ドイツでは2017年に再生可能エネルギー買取に関する方式が、それまでの固定価格買取式から入札式に変更されました。また新規発電所の建設認可も遅れてきているようですが、それら全てが悪いという事では無いでしょうが、風力発電所の新規建設数が減ってきているのは確かなようです。また風力発電所を新規建設することで、環境が破壊されてしまうという訴えも出てきており、反対運動なども広がってきているようです。このあたりは日本での太陽光パネルの乱立を思い起こさせるといっていいでしょう。

いずれにせよこのままでは上に書いた「2050年に再生可能エネルギーの発電比率を80%に引き上げる」という目標を達成すること自体が、難しくなってくるでしょう。いずれなんらかの方針転換を迫られるものだと思われます。

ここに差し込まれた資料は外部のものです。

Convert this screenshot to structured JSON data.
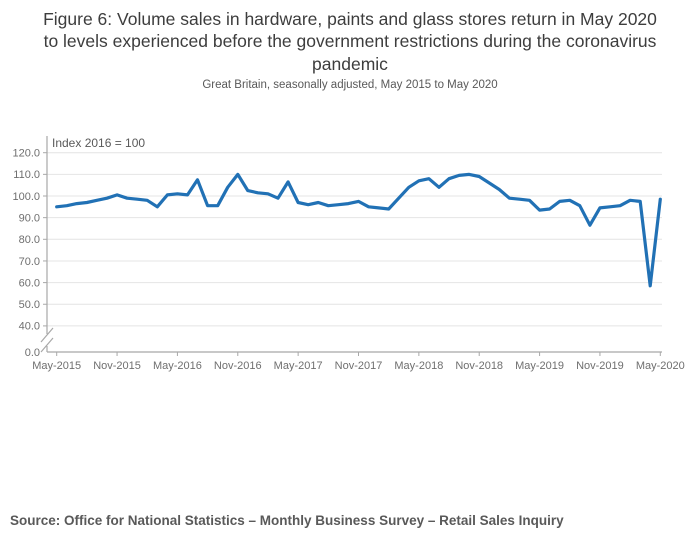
{
  "header": {
    "title": "Figure 6: Volume sales in hardware, paints and glass stores return in May 2020 to levels experienced before the government restrictions during the coronavirus pandemic",
    "subtitle": "Great Britain, seasonally adjusted, May 2015 to May 2020"
  },
  "chart_data": {
    "type": "line",
    "title": "Figure 6: Volume sales in hardware, paints and glass stores return in May 2020 to levels experienced before the government restrictions during the coronavirus pandemic",
    "subtitle": "Great Britain, seasonally adjusted, May 2015 to May 2020",
    "index_label": "Index 2016 = 100",
    "categories": [
      "May-2015",
      "Jun-2015",
      "Jul-2015",
      "Aug-2015",
      "Sep-2015",
      "Oct-2015",
      "Nov-2015",
      "Dec-2015",
      "Jan-2016",
      "Feb-2016",
      "Mar-2016",
      "Apr-2016",
      "May-2016",
      "Jun-2016",
      "Jul-2016",
      "Aug-2016",
      "Sep-2016",
      "Oct-2016",
      "Nov-2016",
      "Dec-2016",
      "Jan-2017",
      "Feb-2017",
      "Mar-2017",
      "Apr-2017",
      "May-2017",
      "Jun-2017",
      "Jul-2017",
      "Aug-2017",
      "Sep-2017",
      "Oct-2017",
      "Nov-2017",
      "Dec-2017",
      "Jan-2018",
      "Feb-2018",
      "Mar-2018",
      "Apr-2018",
      "May-2018",
      "Jun-2018",
      "Jul-2018",
      "Aug-2018",
      "Sep-2018",
      "Oct-2018",
      "Nov-2018",
      "Dec-2018",
      "Jan-2019",
      "Feb-2019",
      "Mar-2019",
      "Apr-2019",
      "May-2019",
      "Jun-2019",
      "Jul-2019",
      "Aug-2019",
      "Sep-2019",
      "Oct-2019",
      "Nov-2019",
      "Dec-2019",
      "Jan-2020",
      "Feb-2020",
      "Mar-2020",
      "Apr-2020",
      "May-2020"
    ],
    "series": [
      {
        "name": "Volume sales, hardware, paints and glass stores (Index 2016 = 100)",
        "values": [
          95,
          95.5,
          96.5,
          97,
          98,
          99,
          100.5,
          99,
          98.5,
          98,
          95,
          100.5,
          101,
          100.5,
          107.5,
          95.5,
          95.5,
          104,
          110,
          102.5,
          101.5,
          101,
          99,
          106.5,
          97,
          96,
          97,
          95.5,
          96,
          96.5,
          97.5,
          95,
          94.5,
          94,
          99,
          104,
          107,
          108,
          104,
          108,
          109.5,
          110,
          109,
          106,
          103,
          99,
          98.5,
          98,
          93.5,
          94,
          97.5,
          98,
          95.5,
          86.5,
          94.5,
          95,
          95.5,
          98,
          97.5,
          58.5,
          98.5
        ]
      }
    ],
    "x_tick_labels": [
      "May-2015",
      "Nov-2015",
      "May-2016",
      "Nov-2016",
      "May-2017",
      "Nov-2017",
      "May-2018",
      "Nov-2018",
      "May-2019",
      "Nov-2019",
      "May-2020"
    ],
    "x_tick_every": 6,
    "y_ticks": [
      0,
      40,
      50,
      60,
      70,
      80,
      90,
      100,
      110,
      120
    ],
    "y_tick_format_decimals": 1,
    "ylim_display": [
      0,
      120
    ],
    "y_axis_break": {
      "between": [
        0,
        40
      ]
    },
    "grid": true,
    "legend": "none",
    "xlabel": "",
    "ylabel": ""
  },
  "footer": {
    "source": "Source: Office for National Statistics – Monthly Business Survey – Retail Sales Inquiry"
  },
  "colors": {
    "line": "#2171b5",
    "grid": "#e4e4e4",
    "axis": "#a8a8a8",
    "tick_label": "#6f6f6f",
    "index_label": "#595959",
    "title": "#3d3d3d",
    "subtitle": "#595959",
    "source": "#595959"
  }
}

このコラムでも何度か書いていますが、再生可能エネルギーは万能ではありません。まだまだ不十分なところがありますし、安定した電力を生み出すのはなかなか難しい状況です。また場合によっては、逆に環境を破壊してしまう結果につながることもあります。だからといって安易に開発をやめてしまうのは、それこそ無責任だと言えるでしょう。そういった問題点、課題などを出していき、しっかりとした対策を考えて、より良い物へと改善していくことこそが、再生可能エネルギーのさらなる発展に必要不可欠なのです。